6.020 9

Insulaire


Premium (World), Ile de Ré

Opfer-Kehlchen

Am PC sitzend träumte ich vor mich hin, als ich aus den Augenwinkeln
heraus einige große gelbe und rotbraune Herbstblätter wild auf
der Terrasse tanzen sah. Eben hatte ich mich doch noch über die
totale Windstille - sehr selten hier, nahe am Atlantik - gewundert.
Wenige Augenblicke später ließ mich ein hoher verzweifelter Schrei
aufschrecken und nach draußen hasten.
Zu meinem Füßen wälzten sich zwei Rotkehlchen in einem erbitterten
Kampf, der sie auf dem Boden hin und her trieb.
Erst bei genauerem Hinsehen bemerkte ich, dass das dickere der
beiden Tierchen wie besessen auf das kleinere einhackte.

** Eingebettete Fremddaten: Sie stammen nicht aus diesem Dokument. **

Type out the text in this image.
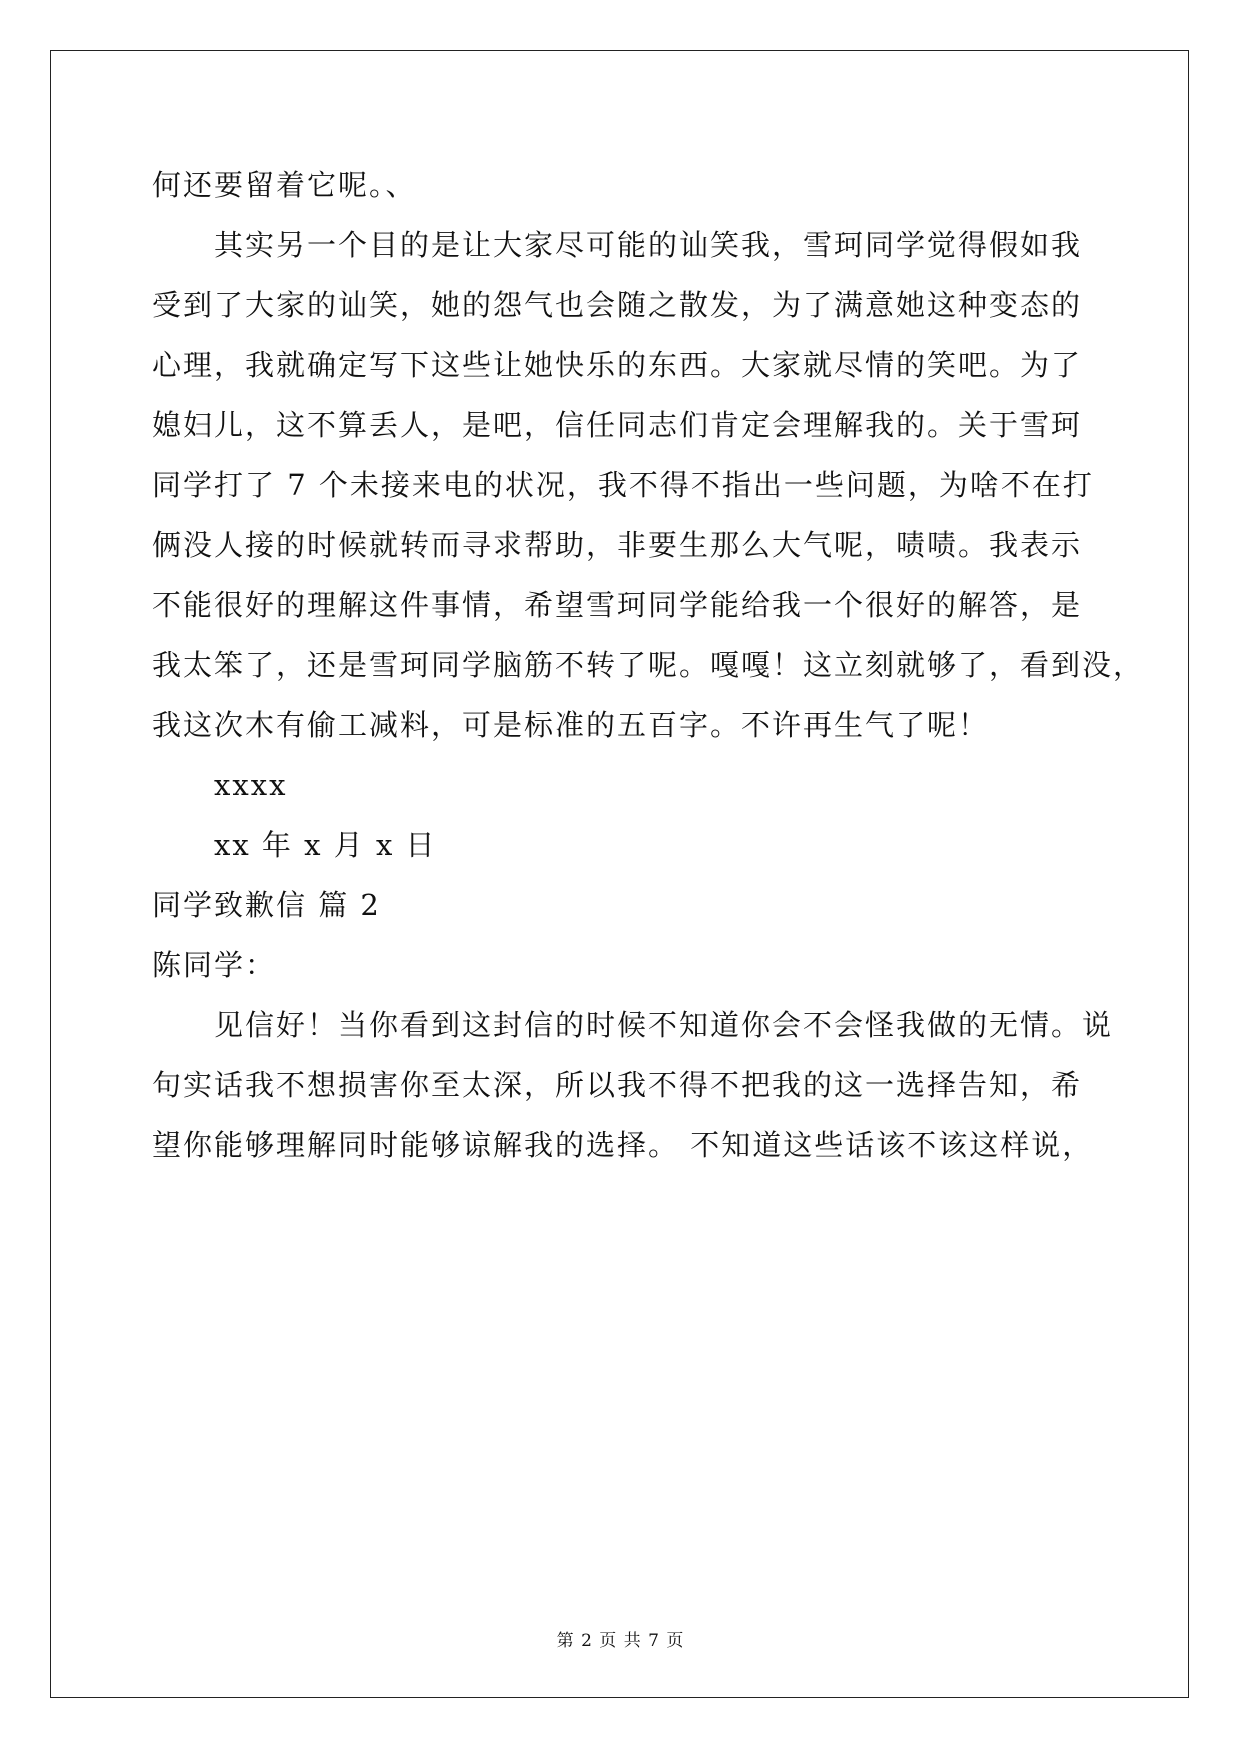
何还要留着它呢。、
其实另一个目的是让大家尽可能的讪笑我，雪珂同学觉得假如我
受到了大家的讪笑，她的怨气也会随之散发，为了满意她这种变态的
心理，我就确定写下这些让她快乐的东西。大家就尽情的笑吧。为了
媳妇儿，这不算丢人，是吧，信任同志们肯定会理解我的。关于雪珂
同学打了 7 个未接来电的状况，我不得不指出一些问题，为啥不在打
俩没人接的时候就转而寻求帮助，非要生那么大气呢，啧啧。我表示
不能很好的理解这件事情，希望雪珂同学能给我一个很好的解答，是
我太笨了，还是雪珂同学脑筋不转了呢。嘎嘎！这立刻就够了，看到没，
我这次木有偷工减料，可是标准的五百字。不许再生气了呢！
xxxx
xx 年 x 月 x 日
同学致歉信 篇 2
陈同学：
见信好！当你看到这封信的时候不知道你会不会怪我做的无情。说
句实话我不想损害你至太深，所以我不得不把我的这一选择告知，希
望你能够理解同时能够谅解我的选择。 不知道这些话该不该这样说，
第 2 页 共 7 页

Es setzte
sich auf den Unterlegenen, sein Schnäbelchen fuhr immer und immer
wieder wie ein Dolch gezielt auf das Herzchen des schwächeren
Gegners, - bis es mich bemerkte, sich mit einem wahrhaft unschuldigen
und süßen Gezwitscher in den nahen Lorbeerbaum setzte und mich mit
seinen schwarzen Äuglein musterte.
Das verletzte Vögelchen lag mit ausgebreiteten Flügeln vor mir.
Als ich es behutsam aufhob und in meiner Hand betrachtete, hob es
den kleinen schönen Kopf und schrie, ... schriiiiee zweimal so laut -
wie ein Mensch in höchster Todesqual. So etwas hatte ich nie vorher
gehört.
Dann schloss das Rotkehlchen die Augen und legte sich wie zum
Schlafen auf die Seite. - Kein Tropfen Blut.
Längere Zeit noch atmete und schlief das Vögelchen in einer
Schachtel auf einem weichen Blätterbett.
Ob es in diesen letzten Stunden wohl von Regenwürmchen, einem
Riesen-Meisenknödel und vom nächsten Flug in den Himmel träumte?